As they were denied the light of heaven, their eyes got opened to the wonders of another world that was not quite hell nor limbo. It was a realm of glabrous flesh, glistening scales, salt and blood and seaweed and crushing bulk of water beneath and above them, in their lungs, everywhere, and they’ve seen things that would make a layman’s wit abandon him and repeal every biblical truth or fairytale lie. Terrors came to life and dreams died one day and swapped their roles the next, planting fear in one’s gut with bottomless maws of ocean monsters and beckoning with golden sheen of treasures, yet the cursed crew had no desire nor fear for either. Corrupted by sorrow and despair like a hull of a ship is eaten by a shipworm, they lived the fate worse than that of a wandering soul, for the pain of flesh still plagued them, their bones whined and creaked, their chests heaved with strain, their eyes grew far-sighted from seeing naught by the distant line of horizon and their tongues craved the forgotten taste of earthly food. They have traded a place in afterlife for eternal deprivation, but oh, have they seen a lot!
The oldest among them, the captain and the first mate, had been granted glimpses of the most, and they watched legends living, moving, breathing.

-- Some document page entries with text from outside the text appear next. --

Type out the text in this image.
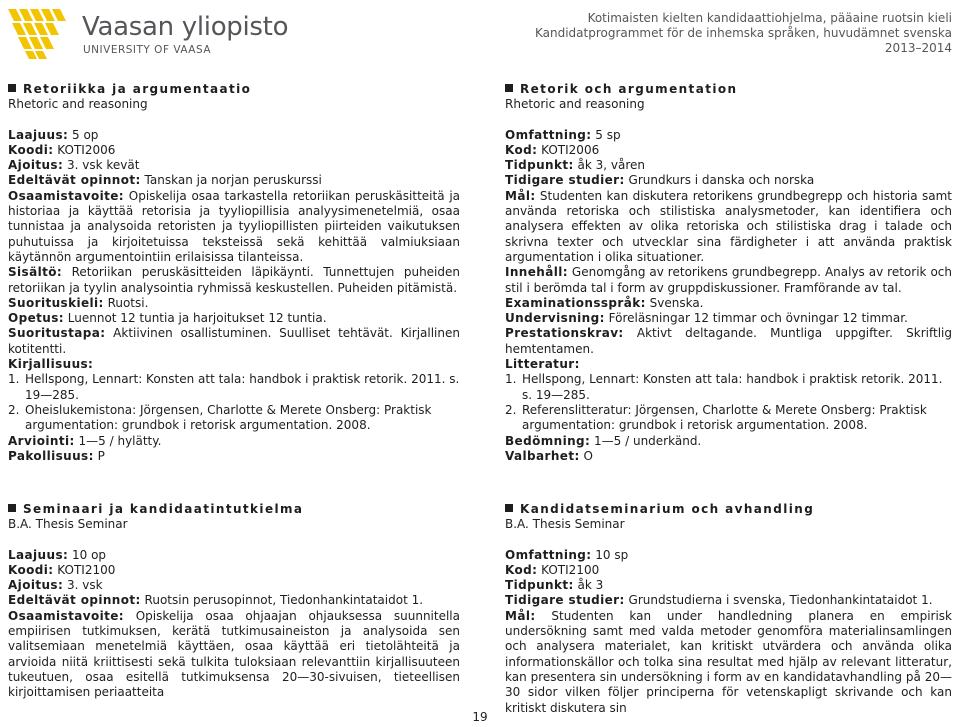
Vaasan yliopisto
UNIVERSITY OF VAASA
Kotimaisten kielten kandidaattiohjelma, pääaine ruotsin kieli
Kandidatprogrammet för de inhemska språken, huvudämnet svenska
2013–2014
Retoriikka ja argumentaatio
Rhetoric and reasoning

Laajuus: 5 op

Koodi: KOTI2006

Ajoitus: 3. vsk kevät

Edeltävät opinnot: Tanskan ja norjan peruskurssi

Osaamistavoite: Opiskelija osaa tarkastella retoriikan peruskäsitteitä ja historiaa ja käyttää retorisia ja tyyliopillisia analyysimenetelmiä, osaa tunnistaa ja analysoida retoristen ja tyyliopillisten piirteiden vaikutuksen puhutuissa ja kirjoitetuissa teksteissä sekä kehittää valmiuksiaan käytännön argumentointiin erilaisissa tilanteissa.

Sisältö: Retoriikan peruskäsitteiden läpikäynti. Tunnettujen puheiden retoriikan ja tyylin analysointia ryhmissä keskustellen. Puheiden pitämistä.

Suorituskieli: Ruotsi.

Opetus: Luennot 12 tuntia ja harjoitukset 12 tuntia.

Suoritustapa: Aktiivinen osallistuminen. Suulliset tehtävät. Kirjallinen kotitentti.

Kirjallisuus:

1. Hellspong, Lennart: Konsten att tala: handbok i praktisk retorik. 2011. s. 19—285.
2. Oheislukemistona: Jörgensen, Charlotte & Merete Onsberg: Praktisk argumentation: grundbok i retorisk argumentation. 2008.

Arviointi: 1—5 / hylätty.

Pakollisuus: P

Retorik och argumentation
Rhetoric and reasoning

Omfattning: 5 sp

Kod: KOTI2006

Tidpunkt: åk 3, våren

Tidigare studier: Grundkurs i danska och norska

Mål: Studenten kan diskutera retorikens grundbegrepp och historia samt använda retoriska och stilistiska analysmetoder, kan identifiera och analysera effekten av olika retoriska och stilistiska drag i talade och skrivna texter och utvecklar sina färdigheter i att använda praktisk argumentation i olika situationer.

Innehåll: Genomgång av retorikens grundbegrepp. Analys av retorik och stil i berömda tal i form av gruppdiskussioner. Framförande av tal.

Examinationsspråk: Svenska.

Undervisning: Föreläsningar 12 timmar och övningar 12 timmar.

Prestationskrav: Aktivt deltagande. Muntliga uppgifter. Skriftlig hemtentamen.

Litteratur:

1. Hellspong, Lennart: Konsten att tala: handbok i praktisk retorik. 2011. s. 19—285.
2. Referenslitteratur: Jörgensen, Charlotte & Merete Onsberg: Praktisk argumentation: grundbok i retorisk argumentation. 2008.

Bedömning: 1—5 / underkänd.

Valbarhet: O

Seminaari ja kandidaatintutkielma
B.A. Thesis Seminar

Laajuus: 10 op

Koodi: KOTI2100

Ajoitus: 3. vsk

Edeltävät opinnot: Ruotsin perusopinnot, Tiedonhankintataidot 1.

Osaamistavoite: Opiskelija osaa ohjaajan ohjauksessa suunnitella empiirisen tutkimuksen, kerätä tutkimusaineiston ja analysoida sen valitsemiaan menetelmiä käyttäen, osaa käyttää eri tietolähteitä ja arvioida niitä kriittisesti sekä tulkita tuloksiaan relevanttiin kirjallisuuteen tukeutuen, osaa esitellä tutkimuksensa 20—30-sivuisen, tieteellisen kirjoittamisen periaatteita

Kandidatseminarium och avhandling
B.A. Thesis Seminar

Omfattning: 10 sp

Kod: KOTI2100

Tidpunkt: åk 3

Tidigare studier: Grundstudierna i svenska, Tiedonhankintataidot 1.

Mål: Studenten kan under handledning planera en empirisk undersökning samt med valda metoder genomföra materialinsamlingen och analysera materialet, kan kritiskt utvärdera och använda olika informationskällor och tolka sina resultat med hjälp av relevant litteratur, kan presentera sin undersökning i form av en kandidatavhandling på 20—30 sidor vilken följer principerna för vetenskapligt skrivande och kan kritiskt diskutera sin

19
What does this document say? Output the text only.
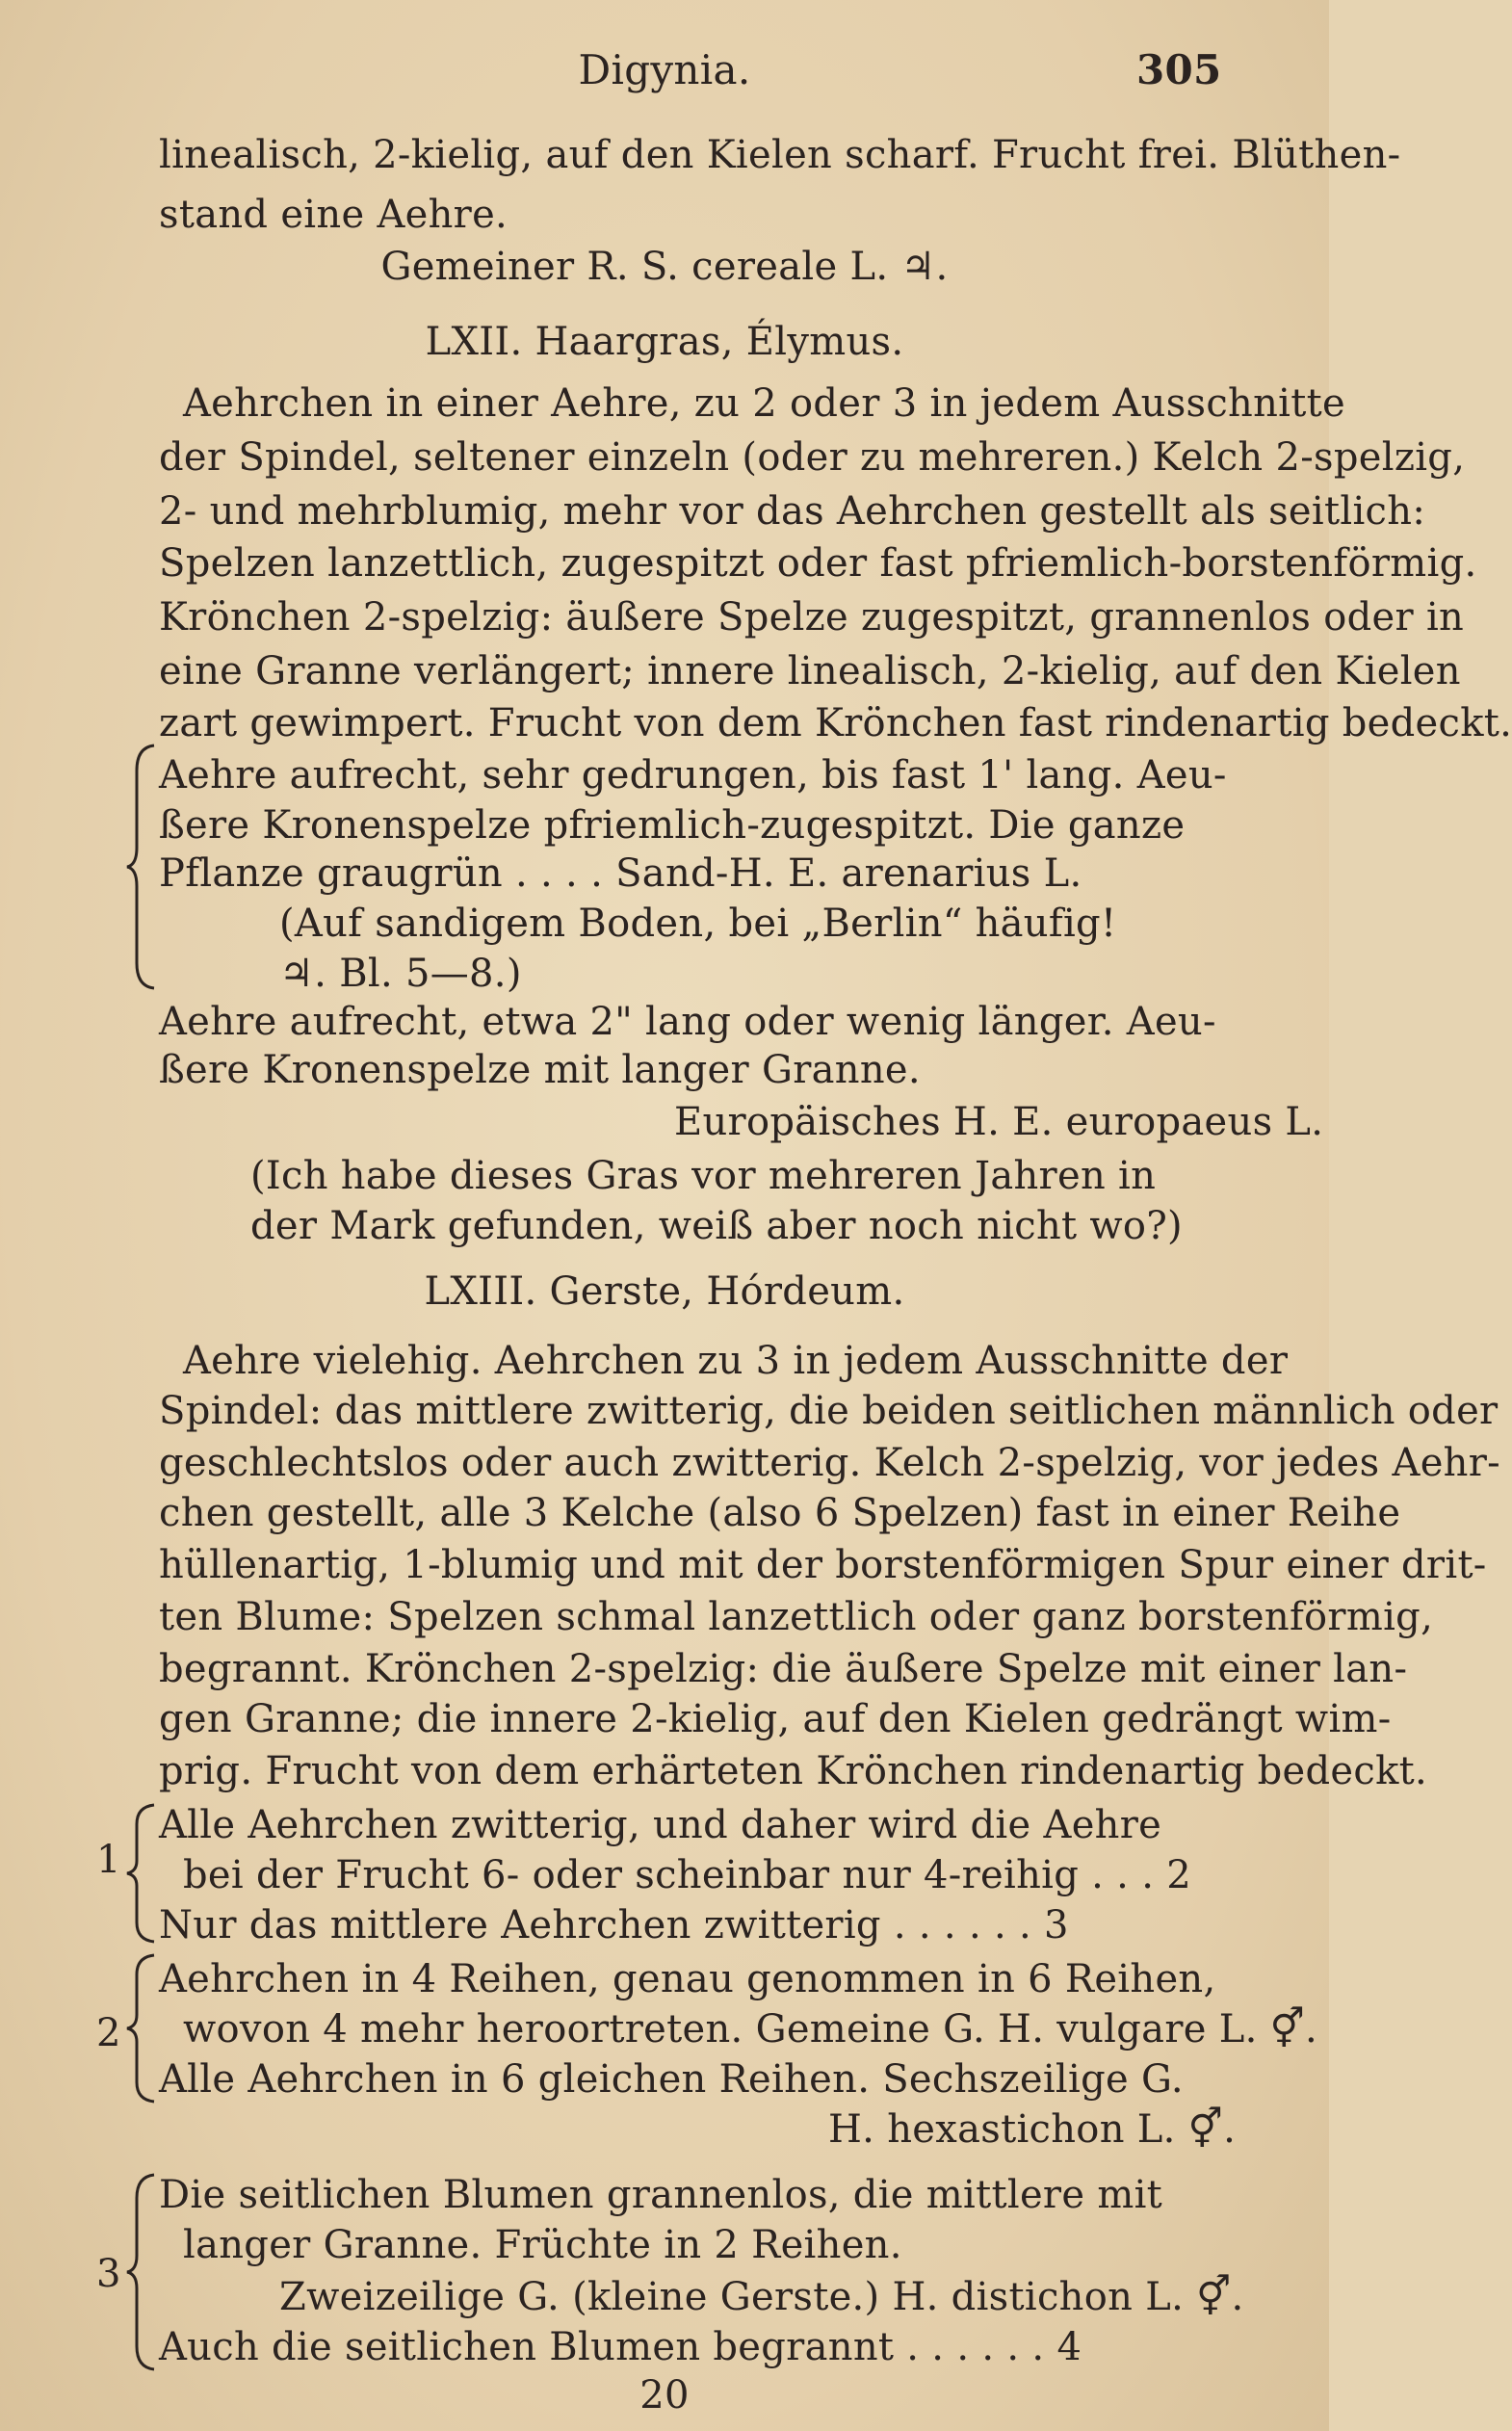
Digynia.	305
linealisch, 2-kielig, auf den Kielen scharf. Frucht frei. Blüthen-
stand eine Aehre.
Gemeiner R. S. cereale L. ♃.
LXII. Haargras, Élymus.
Aehrchen in einer Aehre, zu 2 oder 3 in jedem Ausschnitte
der Spindel, seltener einzeln (oder zu mehreren.) Kelch 2-spelzig,
2- und mehrblumig, mehr vor das Aehrchen gestellt als seitlich:
Spelzen lanzettlich, zugespitzt oder fast pfriemlich-borstenförmig.
Krönchen 2-spelzig: äußere Spelze zugespitzt, grannenlos oder in
eine Granne verlängert; innere linealisch, 2-kielig, auf den Kielen
zart gewimpert. Frucht von dem Krönchen fast rindenartig bedeckt.
Aehre aufrecht, sehr gedrungen, bis fast 1' lang. Aeu-
ßere Kronenspelze pfriemlich-zugespitzt. Die ganze
Pflanze graugrün . . . . Sand-H. E. arenarius L.
(Auf sandigem Boden, bei „Berlin“ häufig!
♃. Bl. 5—8.)
Aehre aufrecht, etwa 2" lang oder wenig länger. Aeu-
ßere Kronenspelze mit langer Granne.
Europäisches H. E. europaeus L.
(Ich habe dieses Gras vor mehreren Jahren in
der Mark gefunden, weiß aber noch nicht wo?)
LXIII. Gerste, Hórdeum.
Aehre vielehig. Aehrchen zu 3 in jedem Ausschnitte der
Spindel: das mittlere zwitterig, die beiden seitlichen männlich oder
geschlechtslos oder auch zwitterig. Kelch 2-spelzig, vor jedes Aehr-
chen gestellt, alle 3 Kelche (also 6 Spelzen) fast in einer Reihe
hüllenartig, 1-blumig und mit der borstenförmigen Spur einer drit-
ten Blume: Spelzen schmal lanzettlich oder ganz borstenförmig,
begrannt. Krönchen 2-spelzig: die äußere Spelze mit einer lan-
gen Granne; die innere 2-kielig, auf den Kielen gedrängt wim-
prig. Frucht von dem erhärteten Krönchen rindenartig bedeckt.
1
Alle Aehrchen zwitterig, und daher wird die Aehre
bei der Frucht 6- oder scheinbar nur 4-reihig . . . 2
Nur das mittlere Aehrchen zwitterig . . . . . . 3
2
Aehrchen in 4 Reihen, genau genommen in 6 Reihen,
wovon 4 mehr heroortreten. Gemeine G. H. vulgare L. ⚥.
Alle Aehrchen in 6 gleichen Reihen. Sechszeilige G.
H. hexastichon L. ⚥.
3
Die seitlichen Blumen grannenlos, die mittlere mit
langer Granne. Früchte in 2 Reihen.
Zweizeilige G. (kleine Gerste.) H. distichon L. ⚥.
Auch die seitlichen Blumen begrannt . . . . . . 4
20
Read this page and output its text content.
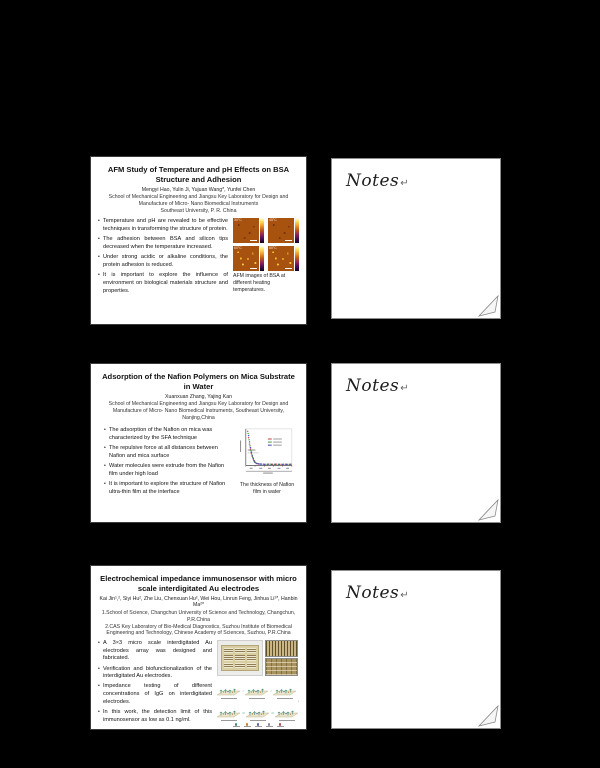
AFM Study of Temperature and pH Effects on BSA Structure and Adhesion
Mengyi Hao, Yulin Ji, Yujuan Wang*, Yunfei Chen
School of Mechanical Engineering and Jiangsu Key Laboratory for Design and Manufacture of Micro- Nano Biomedical Instruments
Southeast University, P. R. China
• Temperature and pH are revealed to be effective techniques in transforming the structure of protein.
• The adhesion between BSA and silicon tips decreased when the temperature increased.
• Under strong acidic or alkaline conditions, the protein adhesion is reduced.
• It is important to explore the influence of environment on biological materials structure and properties.
30°C	45°C
60°C	80°C
AFM images of BSA at different heating temperatures.
Adsorption of the Nafion Polymers on Mica Substrate in Water
Xuanxuan Zhang, Yajing Kan
School of Mechanical Engineering and Jiangsu Key Laboratory for Design and Manufacture of Micro- Nano Biomedical Instruments, Southeast University, Nanjing,China
• The adsorption of the Nafion on mica was characterized by the SFA technique
• The repulsive force at all distances between Nafion and mica surface
• Water molecules were extrude from the Nafion film under high load
• It is important to explore the structure of Nafion ultra-thin film at the interface
The thickness of Nafion film in water
Electrochemical impedance immunosensor with micro scale interdigitated Au electrodes
Kai Jin¹,², Siyi Hu², Zhe Liu, Chenxuan Hu², Wei Hou, Linrun Feng, Jinhua Li¹*, Hanbin Ma²*
1.School of Science, Changchun University of Science and Technology, Changchun, P.R.China
2.CAS Key Laboratory of Bio-Medical Diagnostics, Suzhou Institute of Biomedical Engineering and Technology, Chinese Academy of Sciences, Suzhou, P.R.China
• A 3×3 micro scale interdigitated Au electrodes array was designed and fabricated.
• Verification and biofunctionalization of the interdigitated Au electrodes.
• Impedance testing of different concentrations of IgG on interdigitated electrodes.
• In this work, the detection limit of this immunosensor as low as 0.1 ng/ml.
Notes↵
Notes↵
Notes↵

Had their memory not been honed edgeless like a stone on the seashore, they would have the right to say they’ve seen leviathan himself, yet he was not a material beast but rather the essence of the ocean itself, too vast and omnipresent to be understood to its innermost depth. But mermaids, mermaids were not a wonder after everything they’ve been made witnesses to. Merely another unholy folk in the infinite realm of calypso, they could only surprise a green youth or a landlubber who’s just made his first step upon a deck. Maccus saw no semblance of his kin in them, although they too preyed on the bodies of men and bore a mixture of traits of Adam and Eve’s descendants and sea life.
They sought no songs nor trophies when the dutchman had sailed into the waters of the Whitecap Bay, but a tool, akin to the kraken’s hammer that made a call to the most feared beast of the Caribbean, to bring down vessels and harvest souls in numbers even greater than before, for the Dutchman was quick to devour minds and needed new hands at all times.
With a few dubious blessings brought upon them along with the curse, they made a worthy opponent for the predatory fishmaidens, their lungs devoid of the need in air and their eyesight as clear underwater as it would be on land, they glided along with the cold flows with speed and grace to match those of mermaids, stretching a chain of nets across the bay, cutting off a part of the school from the way to escape. The beasties ate and sliced through the threads, clawed at the hideous faces of the captors, slithered out of their grip, but the culling went on and on with sloppiness of a capricious extirpation a child might bring down upon a puddleful of pollywogs. they needed just one.
Her tail was impaled on a harpoon and she was dragged to a boat on a rope, suspended by a slew of strong, cruel hands, as slippery as her own skin. Having reeled a chain round her form, the men of the dutchman secured an iron collar on her throat and in a choir of hooting and victorious yelps delivered her onto the top deck of the ship. still ridden with men lacking experience in the wonders of the sea, the crowed gawked and hummed amongst themselves as the wounded tail morphed into a pair of bare legs, and the men stripped of any pleasure were blinded by the sight of a naked woman that showed no difference between herself and a sentient creature of god that walked the earth on two feet. Someone’s hand darted forward to cover her mouth, fearing the power of the famed syren voice, yet the first mate kneeled and pushed it away, pressing a blade of his ax to the pale throat of their captive.
“We’ll do ye no harm if ye don’t try to fight.”